Actually, I have a Hiniker "C" plow on my truck now, and it's the plow I'm looking to replace.

When the "C" plow works, it works great. But, I've had a lot of problems with it, and Hiniker - to this point - does not seem willing to stand behind it..... See my post about "Lemons".


----------



## snowbiter (Feb 10, 2004)

Take a good look at a western pro plus if your truck can handle
the weight.It has an optional back drag blade and the wings
that mount with one pin--nice option.Its built to withstand
commercial plowing. It also sits out about 9inchs further from
the front than a regular plow.


----------



## AGLawnCare (Dec 9, 2003)

sno-way is the best


----------



## The Boss (Oct 22, 2003)

> _Originally posted by AGLawnCare _
> *sno-way is the best *


Opinions vary. I'd like to have a back drag plow but I don't have enough back dragging to do to justify buying one.
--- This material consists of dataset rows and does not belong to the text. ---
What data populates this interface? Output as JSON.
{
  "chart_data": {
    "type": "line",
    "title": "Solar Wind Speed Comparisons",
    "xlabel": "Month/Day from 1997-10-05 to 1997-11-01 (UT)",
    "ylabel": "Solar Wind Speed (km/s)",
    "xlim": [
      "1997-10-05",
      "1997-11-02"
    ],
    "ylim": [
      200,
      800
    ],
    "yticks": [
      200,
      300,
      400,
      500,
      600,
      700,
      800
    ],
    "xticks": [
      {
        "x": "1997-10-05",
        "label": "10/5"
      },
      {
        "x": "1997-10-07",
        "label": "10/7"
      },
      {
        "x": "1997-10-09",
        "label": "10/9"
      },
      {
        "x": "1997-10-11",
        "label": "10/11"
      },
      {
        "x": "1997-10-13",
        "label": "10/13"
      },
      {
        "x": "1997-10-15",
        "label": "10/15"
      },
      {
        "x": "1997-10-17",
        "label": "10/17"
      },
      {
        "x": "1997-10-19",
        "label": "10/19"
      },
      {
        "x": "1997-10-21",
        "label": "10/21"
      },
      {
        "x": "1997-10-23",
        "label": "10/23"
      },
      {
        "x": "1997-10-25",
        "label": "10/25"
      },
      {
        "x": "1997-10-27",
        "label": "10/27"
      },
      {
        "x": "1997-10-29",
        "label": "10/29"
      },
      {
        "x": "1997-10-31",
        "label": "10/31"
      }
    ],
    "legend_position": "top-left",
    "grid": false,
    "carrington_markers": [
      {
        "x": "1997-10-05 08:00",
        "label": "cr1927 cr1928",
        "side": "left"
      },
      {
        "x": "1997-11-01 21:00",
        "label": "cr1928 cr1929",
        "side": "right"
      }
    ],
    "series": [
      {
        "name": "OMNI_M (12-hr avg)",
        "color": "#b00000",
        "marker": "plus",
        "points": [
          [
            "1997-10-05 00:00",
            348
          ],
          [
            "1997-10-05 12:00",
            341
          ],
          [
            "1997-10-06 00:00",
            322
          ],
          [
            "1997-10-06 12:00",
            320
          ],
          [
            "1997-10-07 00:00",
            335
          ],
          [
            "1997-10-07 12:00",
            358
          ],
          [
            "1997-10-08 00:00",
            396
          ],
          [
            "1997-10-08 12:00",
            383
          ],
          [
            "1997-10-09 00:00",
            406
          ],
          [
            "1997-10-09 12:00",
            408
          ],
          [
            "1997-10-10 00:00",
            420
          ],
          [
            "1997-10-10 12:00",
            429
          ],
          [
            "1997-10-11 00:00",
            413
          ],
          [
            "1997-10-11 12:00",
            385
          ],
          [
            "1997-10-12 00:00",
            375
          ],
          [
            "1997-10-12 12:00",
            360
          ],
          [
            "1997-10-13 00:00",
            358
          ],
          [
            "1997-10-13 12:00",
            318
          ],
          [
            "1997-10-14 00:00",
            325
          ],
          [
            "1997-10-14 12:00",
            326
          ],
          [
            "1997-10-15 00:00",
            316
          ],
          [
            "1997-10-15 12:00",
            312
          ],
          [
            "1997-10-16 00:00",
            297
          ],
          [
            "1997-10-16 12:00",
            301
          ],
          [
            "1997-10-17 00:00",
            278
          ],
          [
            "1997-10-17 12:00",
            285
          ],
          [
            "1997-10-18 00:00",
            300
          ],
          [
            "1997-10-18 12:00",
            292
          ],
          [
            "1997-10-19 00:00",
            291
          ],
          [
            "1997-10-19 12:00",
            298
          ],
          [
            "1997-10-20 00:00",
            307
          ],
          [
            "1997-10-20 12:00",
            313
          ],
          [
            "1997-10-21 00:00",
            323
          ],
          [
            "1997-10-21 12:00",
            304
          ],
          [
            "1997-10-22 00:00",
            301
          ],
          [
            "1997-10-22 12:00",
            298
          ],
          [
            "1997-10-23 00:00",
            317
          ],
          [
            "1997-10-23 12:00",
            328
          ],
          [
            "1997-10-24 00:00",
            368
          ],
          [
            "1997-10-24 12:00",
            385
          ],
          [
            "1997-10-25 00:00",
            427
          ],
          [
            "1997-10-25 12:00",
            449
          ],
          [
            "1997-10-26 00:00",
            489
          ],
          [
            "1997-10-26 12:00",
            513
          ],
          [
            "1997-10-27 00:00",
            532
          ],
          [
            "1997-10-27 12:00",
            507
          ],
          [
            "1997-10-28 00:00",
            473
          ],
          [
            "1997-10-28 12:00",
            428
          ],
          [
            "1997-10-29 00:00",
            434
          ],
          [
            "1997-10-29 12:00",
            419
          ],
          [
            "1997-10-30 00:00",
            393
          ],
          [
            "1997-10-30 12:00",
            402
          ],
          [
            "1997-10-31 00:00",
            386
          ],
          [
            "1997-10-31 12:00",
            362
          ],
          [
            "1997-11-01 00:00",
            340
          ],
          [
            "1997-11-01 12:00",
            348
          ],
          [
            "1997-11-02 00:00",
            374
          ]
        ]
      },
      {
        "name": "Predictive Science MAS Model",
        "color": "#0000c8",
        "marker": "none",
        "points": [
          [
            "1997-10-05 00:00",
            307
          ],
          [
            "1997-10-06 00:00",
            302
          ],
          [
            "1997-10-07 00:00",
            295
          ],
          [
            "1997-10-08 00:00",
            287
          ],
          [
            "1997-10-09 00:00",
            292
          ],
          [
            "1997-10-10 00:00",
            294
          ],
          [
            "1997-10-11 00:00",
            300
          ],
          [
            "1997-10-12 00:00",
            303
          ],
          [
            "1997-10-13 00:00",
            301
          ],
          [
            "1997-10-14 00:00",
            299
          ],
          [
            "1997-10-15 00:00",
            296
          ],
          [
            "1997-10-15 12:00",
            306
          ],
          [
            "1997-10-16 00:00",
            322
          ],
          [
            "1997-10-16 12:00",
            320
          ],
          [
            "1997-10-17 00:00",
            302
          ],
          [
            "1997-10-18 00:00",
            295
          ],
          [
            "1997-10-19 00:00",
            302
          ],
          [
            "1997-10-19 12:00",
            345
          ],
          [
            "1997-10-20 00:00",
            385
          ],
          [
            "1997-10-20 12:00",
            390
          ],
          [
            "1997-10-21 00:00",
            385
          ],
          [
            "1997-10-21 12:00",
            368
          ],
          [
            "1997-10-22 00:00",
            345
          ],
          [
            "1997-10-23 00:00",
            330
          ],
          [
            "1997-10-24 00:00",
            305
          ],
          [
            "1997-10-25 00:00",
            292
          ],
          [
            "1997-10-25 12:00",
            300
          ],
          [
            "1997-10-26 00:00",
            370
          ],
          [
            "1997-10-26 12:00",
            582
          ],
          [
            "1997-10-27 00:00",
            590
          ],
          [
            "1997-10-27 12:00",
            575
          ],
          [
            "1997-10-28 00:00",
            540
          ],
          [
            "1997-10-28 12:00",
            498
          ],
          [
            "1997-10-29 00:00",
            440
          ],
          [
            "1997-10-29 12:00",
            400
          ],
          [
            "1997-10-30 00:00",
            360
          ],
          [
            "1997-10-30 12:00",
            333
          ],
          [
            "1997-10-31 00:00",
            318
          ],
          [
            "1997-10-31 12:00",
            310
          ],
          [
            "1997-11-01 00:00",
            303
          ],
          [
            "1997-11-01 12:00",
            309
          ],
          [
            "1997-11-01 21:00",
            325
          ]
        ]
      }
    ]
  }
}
My Boss does just fine.


----------



## YenkoCamaro (Jan 28, 2004)

i would go for a rear plow its so quick and easy but if you don't want to spend the extra money you should buya front plow tih down pressure. ive seen tem before on the net but i don't know where i'm still looking for the site if i find it i'll tell you


*jsut plowin some snow*



---------------------------------
2003 Ford F350 diesel w/10' fisher straight
2000 Chevy 2500HD 8' Boss V
1993 mazda 6.5' front western straight blade 6.5 rear drfitbuster
1999 LS 180 skid steer w/ 10' box

for some summer fun
1985 Ford mustang GT Drag Car 351W
1989 Ford mustang GT 302
1969 Chevelle SS 396
1998 Honda 900R w/ Juice (NEED FOR SPEED BABY!)


----------



## gr84 (Jan 16, 2004)

a snoway has the down pressure system 
http://www.snowway.com


----------



## YenkoCamaro (Jan 28, 2004)

thank you very much


----------